President Biden’s Economic Plans Face a Haircut

PRESIDENT BIDEN’S AMBITIOUS AGENDA has hit some turbulence. He won approval of the $1.9 trillion Covid aid bill last month, but a dominant theme over the long Easter break was that members in both parties are getting uneasy over the price tag of the next bills — and the threat of higher taxes.

IS A MASSIVE NEW INFRASTRUCTURE BILL NEEDED? We continue to believe that something close to full employment is possible by winter. The prospect of a red-hot economy has Republicans worried about their 2022 electoral prospects, so they are determined to obstruct Biden’s bills.

THE GOP HAS MOUNTED A FURIOUS assault on the three remaining components of the Biden agenda, which will cost so much money that even some Democrats are grumbling.

Our handicapping of the next three Biden components:

1. Infrastructure: More spending has decent support in Congress; who doesn’t like new bridges and smoother highways? But Biden’s $2.25 trillion proposal may get a haircut; maybe he’ll get a mere $1.75 trillion over eight years for a wide range of infrastructure projects — for boosting the power grid, getting cleaner water, funding electrical outlets at filling stations, etc.

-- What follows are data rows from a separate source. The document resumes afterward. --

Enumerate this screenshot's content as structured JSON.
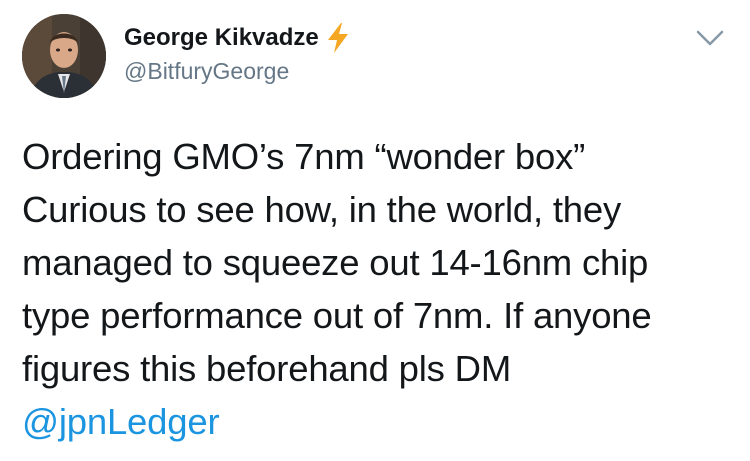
{
  "author": {
    "display_name": "George Kikvadze",
    "handle": "@BitfuryGeorge",
    "badge_icon": "lightning-bolt-icon",
    "badge_color": "#f5a623"
  },
  "menu": {
    "icon": "chevron-down-icon",
    "color": "#8899a6"
  },
  "tweet": {
    "lines": [
      "Ordering GMO’s 7nm “wonder box”",
      "Curious to see how, in the world, they",
      "managed to squeeze out 14-16nm chip",
      "type performance out of 7nm. If anyone",
      "figures this beforehand pls DM"
    ],
    "mention": "@jpnLedger",
    "mention_color": "#1b95e0"
  }
}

2. Tax hikes: Republicans appear to be unanimous in their opposition to any new taxes, and Democrats are beginning to waver. Congress may not want to mess with the estate tax, or taxing capital gains as ordinary income.

And Joe Manchin, the moderate Democrat, is opposed to raising the top corporate tax to Biden’s proposed 28%; Manchin might settle for 25%. He claimed yesterday that “six or seven” other Democrats have serious objections to Biden’s pending proposal.

The public wants to hike taxes on the very wealthy and large corporations, but Biden’s proposal is likely to face a major haircut during negotiations this spring. He may get some tax increases, maybe half of what Progressives want; the markets can probably can live with that outcome.

3. A wide range of safety net spending — for community colleges, child tax credits, etc. — has little to do with Covid, but is part of the Democrats’ enormous progressive laundry list. Prospects of enactment are shaky at best; the safety net provisions simply may be too expensive.

ONE BIG COMPLICATION: Biden will be lucky to get 60 or 70 percent of what he wants — but first he will have to cut a deal with representatives from high-tax states like New York and California who are determined to restore tax deductions for state and local taxes. But the left will howl that only wealthy taxpayers would benefit.

STILL ANOTHER COMPLICATION is whether Biden will seek to combine these three provisions into a huge package via the budget reconciliation process (a dramatic change in the filibuster rules seems unlikely).

AN IMPORTANT RULING by the Senate parliamentarian yesterday would allow the Democrats to use reconciliation twice more this year, not just one more time, which could mean that infrastructure might pass separately, then tax hikes, with safety net spending perhaps coming later this year, or in 2022, or never.

BUT EVEN RECONCILIATION WOULD require all Democrats to vote for it — and that suddenly that looks a little less likely than before the Easter break. The Democrats can’t afford to lose even one of their votes, which is why Manchin is so pivotal.

OUR BOTTOM LINE: A haircut seems inevitable. Less spending than Biden wants — plus only a modest tax hike — wouldn’t be a bad scenario for the financial markets, which can live with a “haircut” scenario on taxes and spending.

IT MAY TAKE UNTIL LATE SPRING to get clarity on this legislation, but there’s little doubt about one crucial factor — an increasingly strong economy is baked in the cake, regardless of what Congress passes, as long as the Federal Reserve stays accommodative.

THE FED WILL KEEP ITS FOOT ON THE ACCELERATOR at least into the fall, even though the economy is sizzling already; the labor market, now tightening, will be nearing full employment by year-end.